Incorporating RAG in LLM-based Applications

Aug 2, 2024   ·  14 min read

Have you ever wished ChatGPT had your personal knowledge and context on-hand so that it could help you even more? Kind of like an old friend that knows you from years of experience? Well, this can be made possible through Retrieval-Augmentation Generation!

Are you still new to the world of Large Language Models (LLMs)? Despite hearing about it for two years now? Well, you're not the only one (*sigh of relief*). LLMs are still new to many people and even fewer have hands-on experience developing LLM-based applications.

What will you get from this post?

This post will walk you through the setup of your own LLM-based application. Not only that, but one that has access to a "knowledge base" of your choice using Retrieval-Augmentation Generation (RAG) to give you more accurate responses to your LLM queries for custom use-cases. 

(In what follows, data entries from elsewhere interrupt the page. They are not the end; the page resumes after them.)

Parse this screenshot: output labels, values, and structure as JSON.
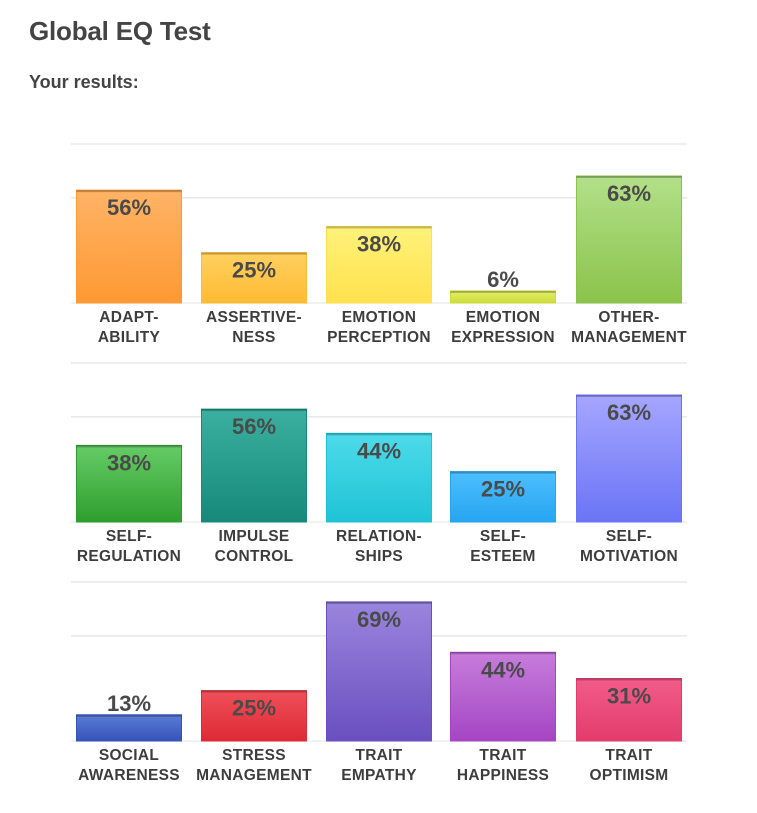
{
  "title": "Global EQ Test",
  "subtitle": "Your results:",
  "chart_data": {
    "type": "bar",
    "ylim": [
      0,
      100
    ],
    "grid": true,
    "value_suffix": "%",
    "rows": [
      {
        "categories": [
          [
            "ADAPT-",
            "ABILITY"
          ],
          [
            "ASSERTIVE-",
            "NESS"
          ],
          [
            "EMOTION",
            "PERCEPTION"
          ],
          [
            "EMOTION",
            "EXPRESSION"
          ],
          [
            "OTHER-",
            "MANAGEMENT"
          ]
        ],
        "values": [
          56,
          25,
          38,
          6,
          63
        ],
        "colors": [
          [
            "#ffb366",
            "#ff9933"
          ],
          [
            "#ffd060",
            "#ffbb33"
          ],
          [
            "#fff27a",
            "#ffe14d"
          ],
          [
            "#e3ee6a",
            "#cddc39"
          ],
          [
            "#b2e08a",
            "#8bc34a"
          ]
        ]
      },
      {
        "categories": [
          [
            "SELF-",
            "REGULATION"
          ],
          [
            "IMPULSE",
            "CONTROL"
          ],
          [
            "RELATION-",
            "SHIPS"
          ],
          [
            "SELF-",
            "ESTEEM"
          ],
          [
            "SELF-",
            "MOTIVATION"
          ]
        ],
        "values": [
          38,
          56,
          44,
          25,
          63
        ],
        "colors": [
          [
            "#66cc66",
            "#2e9e2e"
          ],
          [
            "#3bb0a0",
            "#16897a"
          ],
          [
            "#4ddbea",
            "#1fc3d6"
          ],
          [
            "#4dbfff",
            "#26a5f0"
          ],
          [
            "#a6a6ff",
            "#6a74f5"
          ]
        ]
      },
      {
        "categories": [
          [
            "SOCIAL",
            "AWARENESS"
          ],
          [
            "STRESS",
            "MANAGEMENT"
          ],
          [
            "TRAIT",
            "EMPATHY"
          ],
          [
            "TRAIT",
            "HAPPINESS"
          ],
          [
            "TRAIT",
            "OPTIMISM"
          ]
        ],
        "values": [
          13,
          25,
          69,
          44,
          31
        ],
        "colors": [
          [
            "#5a7cd6",
            "#3553b8"
          ],
          [
            "#f0505a",
            "#dd2a35"
          ],
          [
            "#9a85dd",
            "#6a4fc0"
          ],
          [
            "#c77ddb",
            "#a545c4"
          ],
          [
            "#f25c8a",
            "#e23c6c"
          ]
        ]
      }
    ]
  }
}
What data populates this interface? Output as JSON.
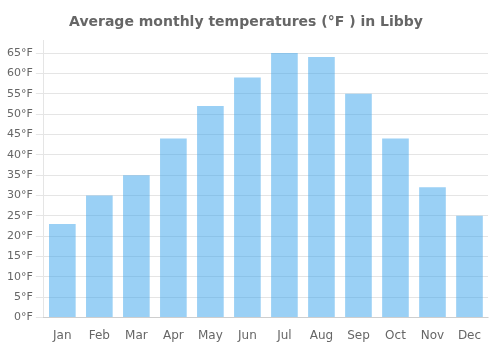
{
  "chart_data": {
    "type": "bar",
    "title": "Average monthly temperatures (°F ) in Libby",
    "categories": [
      "Jan",
      "Feb",
      "Mar",
      "Apr",
      "May",
      "Jun",
      "Jul",
      "Aug",
      "Sep",
      "Oct",
      "Nov",
      "Dec"
    ],
    "values": [
      23,
      30,
      35,
      44,
      52,
      59,
      65,
      64,
      55,
      44,
      32,
      25
    ],
    "ylim": [
      0,
      68
    ],
    "yticks": [
      {
        "value": 0,
        "label": "0°F"
      },
      {
        "value": 5,
        "label": "5°F"
      },
      {
        "value": 10,
        "label": "10°F"
      },
      {
        "value": 15,
        "label": "15°F"
      },
      {
        "value": 20,
        "label": "20°F"
      },
      {
        "value": 25,
        "label": "25°F"
      },
      {
        "value": 30,
        "label": "30°F"
      },
      {
        "value": 35,
        "label": "35°F"
      },
      {
        "value": 40,
        "label": "40°F"
      },
      {
        "value": 45,
        "label": "45°F"
      },
      {
        "value": 50,
        "label": "50°F"
      },
      {
        "value": 55,
        "label": "55°F"
      },
      {
        "value": 60,
        "label": "60°F"
      },
      {
        "value": 65,
        "label": "65°F"
      }
    ],
    "grid": true
  }
}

By the end of this exercise, you'll have the following LLM-based application (or a custom version of your own) running on your computer for you to play with, learn from, and customize.

Let's go! 🚀🚀🚀

First off, what is RAG?

New practices and tools are emerging in the LLM space every day to help aid in the creation and maintenance of LLM-based applications. One such innovation is the concept of RAG.

The above diagram comes from the research paper Retrieval-Augmented Generation for Large Language Models: A Survey, which was published on March 7, 2024. The diagram breaks down the individual steps involved behind the scenes when a user queries an LLM and receives a response – One from using RAG and another from not using RAG. In this example, you can see that incorporating RAG greatly improves the LLM's response:


"Retrieval-Augmented Generation (RAG) enhances LLMs by retrieving relevant document chunks from external knowledge base through semantic similarity calculation. By referencing external knowledge, RAG effectively reduces the problem of generating factually incorrect content. Its integration into LLMs has resulted in widespread adoption, establishing RAG as a key technology in advancing chatbots and enhancing the suitability of LLMs for real-world applications."

The above paper shares context and comparisons between naive, advanced, and modular RAG approaches. The application you will set up with this blog post leverages the "Naive RAG" approach.

Though RAG greatly improves LLM responses, it is but one tool in the broader LLM eco-system that you can leverage in your LLM-based applications.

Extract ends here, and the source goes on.